Vir integrates diverse innovations in science, technology, and medicine to transform the care of people with serious infectious diseases. Vir is taking a multi-program, multi-platform approach to applying these breakthroughs, including the development of treatments that induce protective and therapeutic immune responses. Vir’s scale and scope together with leading scientific and management expertise, allow it to perform significant internal R&D, in license or acquire innovative technology platforms and assets, and fund targeted academic research.
Vir Biotechnology (Vir), a San Francisco based company focused on infectious disease, is establishing a subsidiary to act as a center of excellence for applying cutting edge data science and informatics techniques to accelerate the development of novel pharmaceutical products. This subsidiary is building a team to develop and analyze integrative physiology models and apply those models to complex research and business problems.

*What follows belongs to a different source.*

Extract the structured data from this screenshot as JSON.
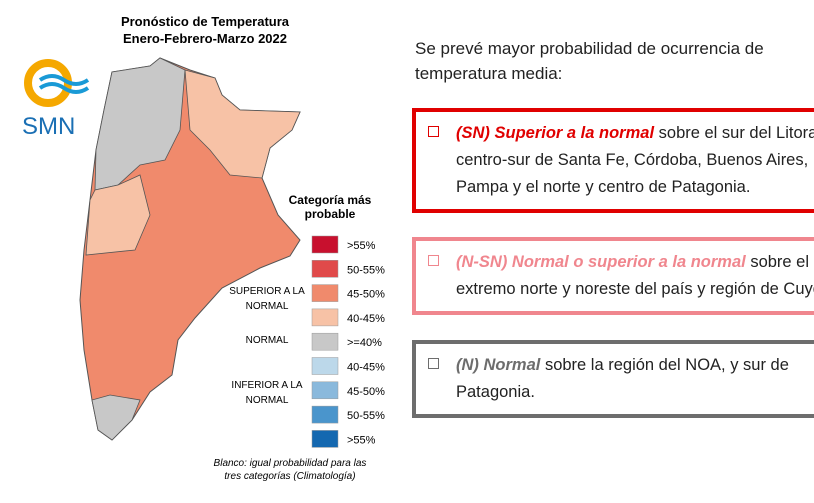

We seek a Modeling and Simulation Engineer/Scientist to develop and analyze such mechanistic models, with a focus on enumerating causal hypotheses that explain complex phenotypic data.
Engage with research, translational medicine, and clinical development staff to survey, organize, and codify disease phenotype and mechanism data, from literature to laboratory experimental results to clinical patient data.

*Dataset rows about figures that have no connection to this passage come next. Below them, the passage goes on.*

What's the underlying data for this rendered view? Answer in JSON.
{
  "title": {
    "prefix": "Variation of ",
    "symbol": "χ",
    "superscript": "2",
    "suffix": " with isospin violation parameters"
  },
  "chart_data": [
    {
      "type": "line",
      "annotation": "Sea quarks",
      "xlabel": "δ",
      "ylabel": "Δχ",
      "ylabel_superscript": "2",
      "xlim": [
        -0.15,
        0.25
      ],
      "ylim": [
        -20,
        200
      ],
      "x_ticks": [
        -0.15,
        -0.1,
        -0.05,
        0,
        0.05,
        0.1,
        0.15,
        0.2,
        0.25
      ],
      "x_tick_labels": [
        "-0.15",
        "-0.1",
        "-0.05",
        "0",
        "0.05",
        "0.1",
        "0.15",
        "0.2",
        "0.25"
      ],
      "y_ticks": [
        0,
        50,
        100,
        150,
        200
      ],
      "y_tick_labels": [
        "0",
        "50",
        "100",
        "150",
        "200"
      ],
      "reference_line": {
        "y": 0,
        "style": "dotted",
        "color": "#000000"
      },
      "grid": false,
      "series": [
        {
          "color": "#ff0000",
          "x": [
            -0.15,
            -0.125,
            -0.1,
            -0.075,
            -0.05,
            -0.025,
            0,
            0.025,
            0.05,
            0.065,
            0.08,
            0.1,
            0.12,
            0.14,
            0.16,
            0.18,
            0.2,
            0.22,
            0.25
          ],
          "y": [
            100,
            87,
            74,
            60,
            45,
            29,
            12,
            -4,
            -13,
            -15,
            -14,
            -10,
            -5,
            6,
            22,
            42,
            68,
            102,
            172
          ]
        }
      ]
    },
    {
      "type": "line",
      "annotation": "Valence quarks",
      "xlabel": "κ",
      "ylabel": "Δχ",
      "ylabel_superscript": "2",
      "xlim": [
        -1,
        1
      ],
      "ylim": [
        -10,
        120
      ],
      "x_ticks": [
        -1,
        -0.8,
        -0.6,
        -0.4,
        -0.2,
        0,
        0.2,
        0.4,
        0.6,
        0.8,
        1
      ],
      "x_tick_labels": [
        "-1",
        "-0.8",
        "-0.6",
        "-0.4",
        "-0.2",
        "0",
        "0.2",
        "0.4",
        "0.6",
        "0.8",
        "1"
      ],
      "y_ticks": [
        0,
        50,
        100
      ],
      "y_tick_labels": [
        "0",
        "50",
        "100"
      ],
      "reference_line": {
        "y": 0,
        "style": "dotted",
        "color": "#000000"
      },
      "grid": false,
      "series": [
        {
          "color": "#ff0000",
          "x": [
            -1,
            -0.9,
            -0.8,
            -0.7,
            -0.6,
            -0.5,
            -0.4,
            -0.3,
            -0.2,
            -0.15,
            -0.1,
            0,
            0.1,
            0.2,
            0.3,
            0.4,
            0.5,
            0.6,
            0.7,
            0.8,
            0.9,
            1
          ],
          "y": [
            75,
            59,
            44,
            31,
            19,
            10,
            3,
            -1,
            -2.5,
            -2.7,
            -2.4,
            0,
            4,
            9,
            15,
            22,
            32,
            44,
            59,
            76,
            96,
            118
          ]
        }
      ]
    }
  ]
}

Work with data scientists to interpret multivariate data patterns, produced by correlative analytics and machine learning algorithms, for their possible causal significance.
Collaborate with project management staff to design modeling scope and detail constrained to project timelines and decision points.
Develop integrative physiology models, maintaining rigorous audit trail of data used in their development.
Apply model-based analyses to the identification and evaluation of drug target and biomarker candidates, optimization of therapies and combinations, and the design and analysis of in vitro and in vivo experiments and clinical trials.
Participate in ongoing refinement and acquisition of software tools to support model development and analysis.
QUALIFICATIONS AND EXPERIENCE:
Minimum 5 years’ experience in developing biological models; biopharma experience a plus.
Expertise in nonlinear ODEs, Bayesian methods, and parameter estimation methods.
Experience in multisystem physiology modeling (beyond pathway or single-cell modeling) and/or Quantitative systems pharmacology (QSP) a plus.
Demonstrated ability in deducing innovative causal hypotheses from disparate data sources.
Strong verbal and written communication skills.
Experience working in cross-disciplinary teams, with formal project management processes, and managing personal time across technical and organizational responsibilities.
Experience with innate and adaptive immunology highly desired.
Experience with decision analysis a plus.
Advanced degree in (Master's Degree of PhD) in engineering, data science, decision analytics, or related discipline.